Nick Hume (Kevin Bacon) is a conservative suburban dad and husband who embraces his son’s hockey playing talents. One night while taking him home from a game the son is murdered in a gangland initiation. During the trial Nick is pressured into offering the accused a plea bargain. After the killer mocks Nick in court, Nick decides to let him go free so he may inflict his own personal justice. Kevin Bacon feels awkward in these scenes. Wan only puts Nick in ‘half-vigilante’ mode. He confronts and inadvertently kills his son’s killer, which sparks a gangland war against Nick and his family.
This should be enough to set in motion the events of revenge we expect Nick to now impose on the gang members. But there’s some more heinous acts against Nick that set him off even further. This comes at the 1hour mark, at which point the film should be turning into the third act. But this feels like a first act event. After Nick is shot and left for dead along with his family. Nick becomes a 100% devoted vigilante and decides to enact full ass-kicking justice come hell or highwater.

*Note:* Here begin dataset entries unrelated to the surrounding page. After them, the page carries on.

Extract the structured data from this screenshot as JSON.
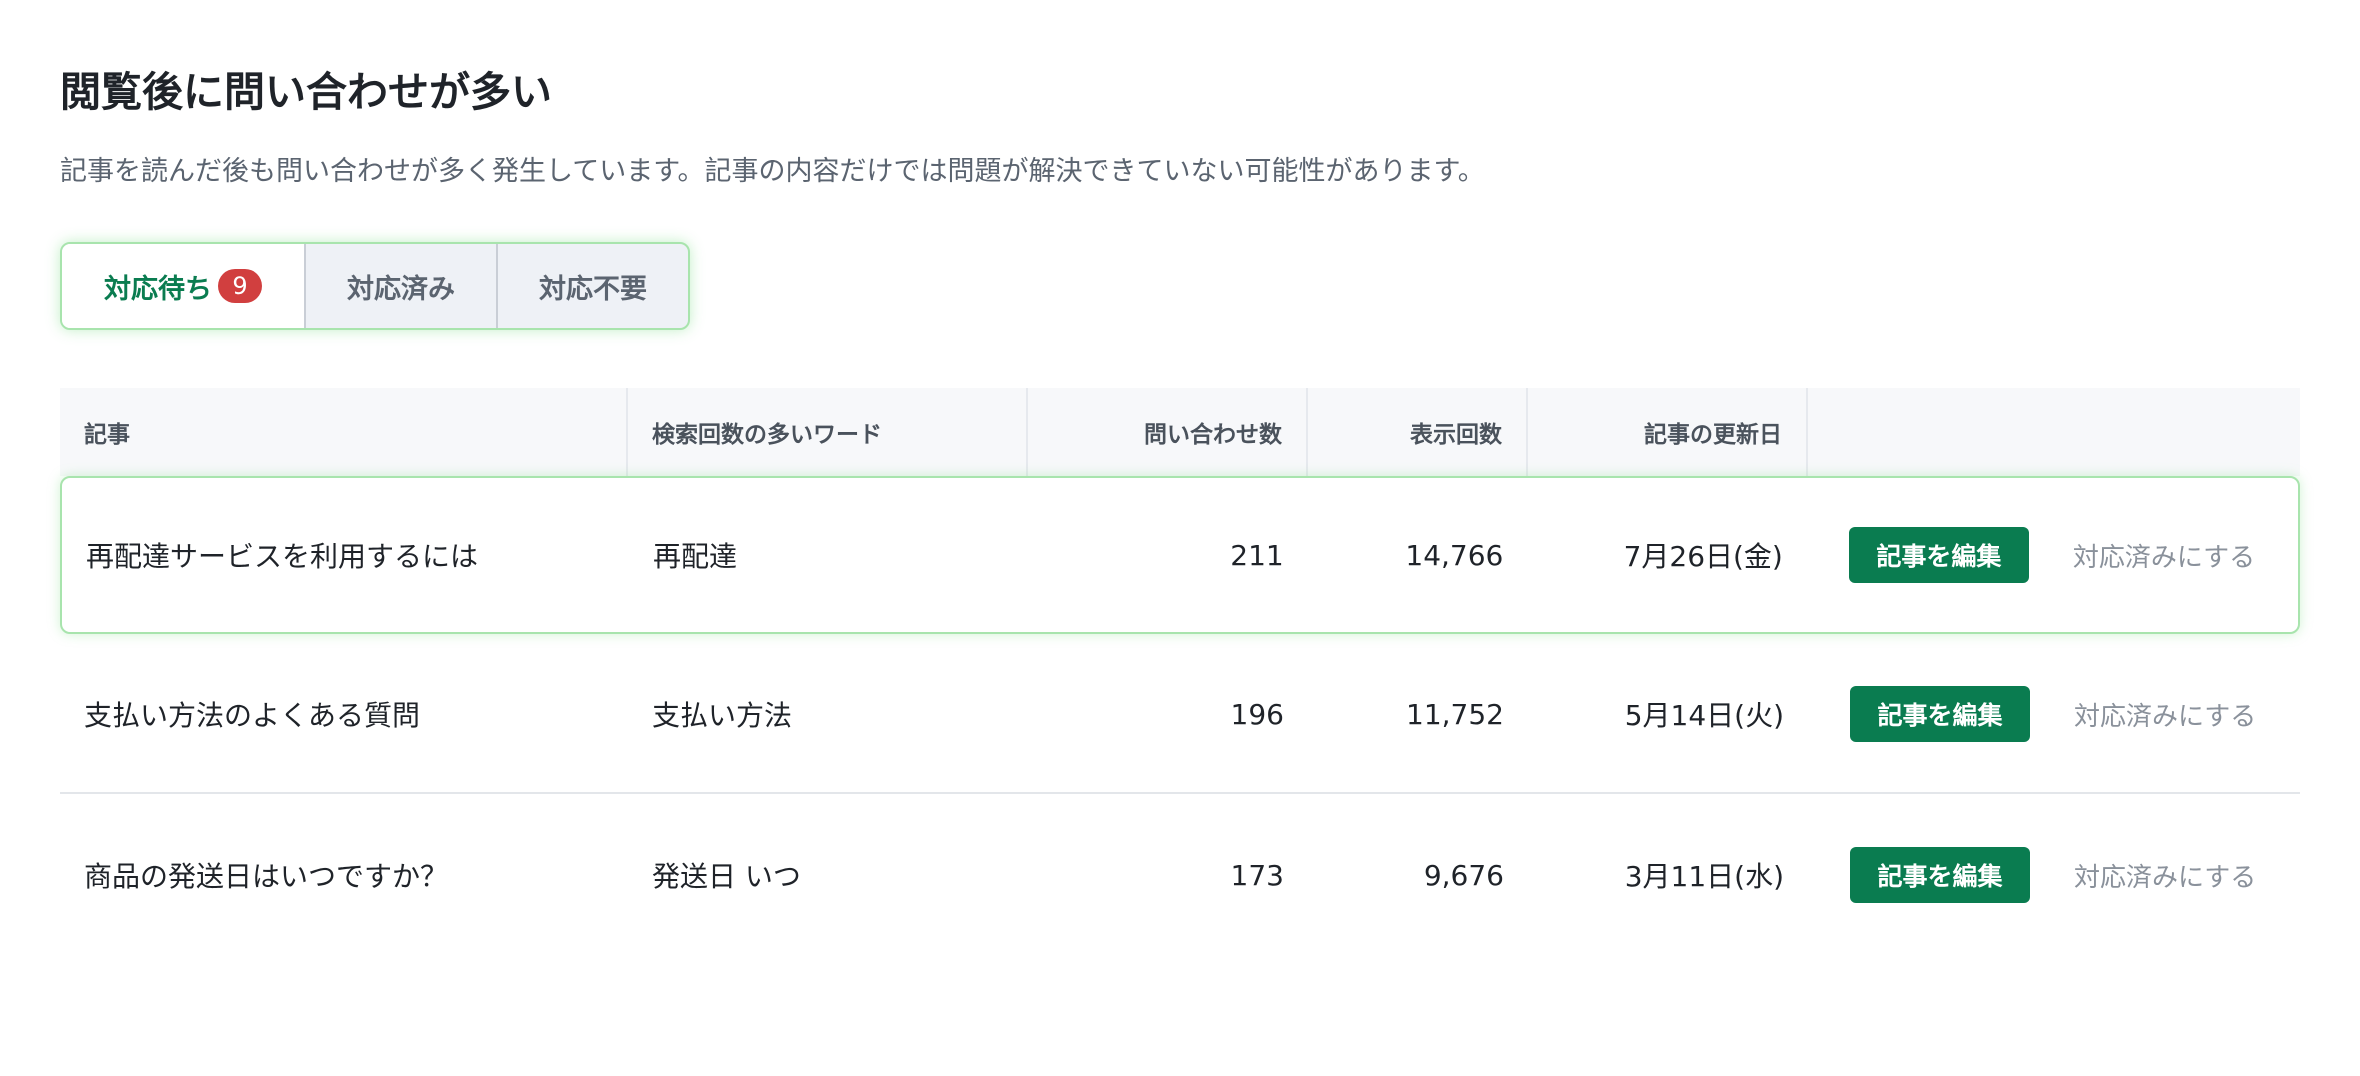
{
  "header": {
    "title": "閲覧後に問い合わせが多い",
    "description": "記事を読んだ後も問い合わせが多く発生しています。記事の内容だけでは問題が解決できていない可能性があります。"
  },
  "tabs": [
    {
      "label": "対応待ち",
      "badge": "9",
      "active": true
    },
    {
      "label": "対応済み",
      "active": false
    },
    {
      "label": "対応不要",
      "active": false
    }
  ],
  "table": {
    "columns": [
      "記事",
      "検索回数の多いワード",
      "問い合わせ数",
      "表示回数",
      "記事の更新日",
      ""
    ],
    "rows": [
      {
        "article": "再配達サービスを利用するには",
        "keyword": "再配達",
        "inquiries": "211",
        "views": "14,766",
        "updated": "7月26日(金)",
        "edit_label": "記事を編集",
        "done_label": "対応済みにする"
      },
      {
        "article": "支払い方法のよくある質問",
        "keyword": "支払い方法",
        "inquiries": "196",
        "views": "11,752",
        "updated": "5月14日(火)",
        "edit_label": "記事を編集",
        "done_label": "対応済みにする"
      },
      {
        "article": "商品の発送日はいつですか？",
        "keyword": "発送日 いつ",
        "inquiries": "173",
        "views": "9,676",
        "updated": "3月11日(水)",
        "edit_label": "記事を編集",
        "done_label": "対応済みにする"
      }
    ]
  },
  "colors": {
    "accent": "#0a7c50",
    "badge": "#d13f3f",
    "highlight_border": "#a8e4ad"
  }
}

The film is remarkably inconsistent in tone. The opening scenes which are awkwardly shot move between dark and dirty toughness to clichéd melodrama. At the most emotional scenes in the film he uses a series of inappropriate melo indie-rock songs to enhance the mood. Whether its’ Nick crying in the shower or during his son’s funeral when these songs are played it feels like unnecessary stylistic excesses – like a Gun and Roses video.
Wan also crafts a lengthy action sequence which has the gang members chasing down Nick in a parking lot. The set piece is so long and action-oriented it feels like a different film. Wan even shoots a long take in the parking lot as Bacon is running through the lot setting off car alarms to distract his pursuers. Up until now it was a small scale character study, but with gun ablazing in broad daylight, with cars falling off of high roofs, it feels more like “Die Hard” than “Death Wish”.

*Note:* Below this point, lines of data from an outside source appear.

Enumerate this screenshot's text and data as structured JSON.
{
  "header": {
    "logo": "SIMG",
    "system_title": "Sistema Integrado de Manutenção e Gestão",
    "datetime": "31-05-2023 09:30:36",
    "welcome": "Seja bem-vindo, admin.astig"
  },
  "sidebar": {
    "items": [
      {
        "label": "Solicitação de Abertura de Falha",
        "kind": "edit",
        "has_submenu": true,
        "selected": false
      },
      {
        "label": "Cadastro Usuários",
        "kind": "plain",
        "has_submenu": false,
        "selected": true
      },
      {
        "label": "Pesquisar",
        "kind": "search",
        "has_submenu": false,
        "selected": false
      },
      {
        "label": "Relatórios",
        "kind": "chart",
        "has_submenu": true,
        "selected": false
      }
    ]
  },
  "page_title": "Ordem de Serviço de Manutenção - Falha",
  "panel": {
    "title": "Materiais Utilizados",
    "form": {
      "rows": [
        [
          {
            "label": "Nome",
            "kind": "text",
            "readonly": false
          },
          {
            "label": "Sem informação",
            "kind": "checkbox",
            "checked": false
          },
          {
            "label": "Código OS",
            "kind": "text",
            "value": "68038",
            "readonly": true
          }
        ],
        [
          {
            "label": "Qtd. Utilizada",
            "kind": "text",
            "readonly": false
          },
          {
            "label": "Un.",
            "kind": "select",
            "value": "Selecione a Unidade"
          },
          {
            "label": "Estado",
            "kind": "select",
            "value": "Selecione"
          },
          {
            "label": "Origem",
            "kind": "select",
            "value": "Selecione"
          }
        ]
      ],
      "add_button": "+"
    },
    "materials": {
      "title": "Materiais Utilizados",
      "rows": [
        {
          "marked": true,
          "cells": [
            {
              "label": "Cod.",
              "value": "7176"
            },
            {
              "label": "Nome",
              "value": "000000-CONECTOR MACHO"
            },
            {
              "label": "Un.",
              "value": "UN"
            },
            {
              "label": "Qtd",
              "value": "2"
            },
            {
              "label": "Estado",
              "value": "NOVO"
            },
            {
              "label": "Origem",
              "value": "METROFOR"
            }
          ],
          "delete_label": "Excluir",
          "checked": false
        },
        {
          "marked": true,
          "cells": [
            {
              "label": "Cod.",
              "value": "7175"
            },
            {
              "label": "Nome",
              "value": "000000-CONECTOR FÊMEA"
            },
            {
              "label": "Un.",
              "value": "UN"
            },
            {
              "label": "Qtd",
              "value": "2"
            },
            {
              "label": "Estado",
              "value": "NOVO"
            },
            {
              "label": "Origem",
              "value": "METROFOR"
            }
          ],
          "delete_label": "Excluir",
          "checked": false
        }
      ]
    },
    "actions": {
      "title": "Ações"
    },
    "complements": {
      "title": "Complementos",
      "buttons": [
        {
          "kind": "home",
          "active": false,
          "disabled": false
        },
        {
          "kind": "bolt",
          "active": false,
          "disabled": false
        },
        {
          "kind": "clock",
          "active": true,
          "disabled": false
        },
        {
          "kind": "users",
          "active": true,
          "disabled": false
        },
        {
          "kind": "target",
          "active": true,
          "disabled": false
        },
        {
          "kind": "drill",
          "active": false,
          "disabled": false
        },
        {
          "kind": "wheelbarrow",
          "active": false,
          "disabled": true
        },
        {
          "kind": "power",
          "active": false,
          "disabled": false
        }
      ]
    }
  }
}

Technically Wan doesn’t seem to have command of his compositions either. He frequently uses extremely wide angle lenses with odd camera angles. These shots don’t mesh with the rest of the film. A director has to be very careful with changing lens sizes – especially with the extremes – it can take the viewer out of the film is used inappropriately. I certainly was.

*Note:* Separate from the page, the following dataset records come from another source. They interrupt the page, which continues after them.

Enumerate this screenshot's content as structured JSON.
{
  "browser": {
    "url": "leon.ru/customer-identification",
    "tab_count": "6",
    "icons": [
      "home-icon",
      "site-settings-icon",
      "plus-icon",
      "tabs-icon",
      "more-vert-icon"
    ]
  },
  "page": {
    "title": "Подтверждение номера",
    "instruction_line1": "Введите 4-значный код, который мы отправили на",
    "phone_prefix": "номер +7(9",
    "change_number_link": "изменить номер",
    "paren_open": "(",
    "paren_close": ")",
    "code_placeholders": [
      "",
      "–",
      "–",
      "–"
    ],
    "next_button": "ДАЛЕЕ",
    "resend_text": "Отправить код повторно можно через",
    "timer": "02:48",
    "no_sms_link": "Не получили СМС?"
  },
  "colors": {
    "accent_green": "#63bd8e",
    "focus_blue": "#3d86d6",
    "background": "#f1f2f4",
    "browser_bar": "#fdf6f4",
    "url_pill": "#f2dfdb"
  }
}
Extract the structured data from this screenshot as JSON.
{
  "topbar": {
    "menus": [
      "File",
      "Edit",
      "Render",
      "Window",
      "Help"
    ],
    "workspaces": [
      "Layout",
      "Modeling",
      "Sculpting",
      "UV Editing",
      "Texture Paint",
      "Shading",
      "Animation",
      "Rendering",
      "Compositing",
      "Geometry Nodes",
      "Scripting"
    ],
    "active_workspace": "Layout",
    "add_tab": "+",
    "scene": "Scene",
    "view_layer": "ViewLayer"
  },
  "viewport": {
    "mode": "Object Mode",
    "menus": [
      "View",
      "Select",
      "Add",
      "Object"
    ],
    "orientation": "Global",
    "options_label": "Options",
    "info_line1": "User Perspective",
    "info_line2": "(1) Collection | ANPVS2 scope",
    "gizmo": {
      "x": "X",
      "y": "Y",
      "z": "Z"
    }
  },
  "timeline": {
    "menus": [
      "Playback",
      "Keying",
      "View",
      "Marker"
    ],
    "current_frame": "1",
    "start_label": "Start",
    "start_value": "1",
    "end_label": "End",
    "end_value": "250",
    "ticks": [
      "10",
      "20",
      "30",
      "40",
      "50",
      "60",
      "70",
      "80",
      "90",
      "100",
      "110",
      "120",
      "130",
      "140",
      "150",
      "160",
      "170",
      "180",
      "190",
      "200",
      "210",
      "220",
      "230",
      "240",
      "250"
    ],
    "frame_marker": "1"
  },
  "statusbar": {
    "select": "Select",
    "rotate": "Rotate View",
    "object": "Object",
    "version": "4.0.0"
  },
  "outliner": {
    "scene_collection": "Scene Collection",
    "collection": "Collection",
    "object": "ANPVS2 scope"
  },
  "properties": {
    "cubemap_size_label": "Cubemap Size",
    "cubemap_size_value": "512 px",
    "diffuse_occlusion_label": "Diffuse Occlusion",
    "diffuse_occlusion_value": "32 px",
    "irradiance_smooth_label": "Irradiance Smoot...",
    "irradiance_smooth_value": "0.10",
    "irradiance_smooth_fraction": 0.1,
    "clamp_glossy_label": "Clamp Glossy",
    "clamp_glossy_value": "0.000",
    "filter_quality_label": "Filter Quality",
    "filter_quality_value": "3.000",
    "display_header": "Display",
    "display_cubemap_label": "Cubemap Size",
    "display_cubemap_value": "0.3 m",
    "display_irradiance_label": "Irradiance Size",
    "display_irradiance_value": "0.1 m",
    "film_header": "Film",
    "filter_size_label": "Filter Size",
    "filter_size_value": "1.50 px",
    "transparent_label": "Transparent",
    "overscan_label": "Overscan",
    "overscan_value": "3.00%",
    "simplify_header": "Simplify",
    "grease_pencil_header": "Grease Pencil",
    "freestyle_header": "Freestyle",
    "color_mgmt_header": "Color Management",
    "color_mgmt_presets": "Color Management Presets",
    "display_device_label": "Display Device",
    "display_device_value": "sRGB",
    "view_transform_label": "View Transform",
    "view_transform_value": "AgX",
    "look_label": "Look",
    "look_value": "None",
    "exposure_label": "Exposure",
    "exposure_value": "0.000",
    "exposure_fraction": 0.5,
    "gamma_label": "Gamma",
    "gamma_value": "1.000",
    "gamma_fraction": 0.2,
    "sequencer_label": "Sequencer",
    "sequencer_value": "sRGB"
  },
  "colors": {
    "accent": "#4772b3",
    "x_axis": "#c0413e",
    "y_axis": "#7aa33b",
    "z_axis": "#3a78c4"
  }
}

Of the 120 mins of the unrated film I watched on DVD there’s about 20mins of interesting and exciting material. The film finally revs its engines and gets tough at the 1hr 20mins mark when Nick emerges from the hospital a broken down man. As he rebuilds himself into the Bronson-esque truely single- minded vigilante we get a taste of what this film should have been. The style, tone, lighting, acting etc that was so inconsistent in the first half comes together perfectly for these 20mins. Wan stages a fantastic gun fight in a warehouse between Nick and the gang members, which is uncompromising and tough.
If Wan had expanded his film using the style of these 20mins he would have had a good film.
“Death Sentence” is available on DVD Jan 8, 2008 from Twentieth Century Fox Home Entertainment.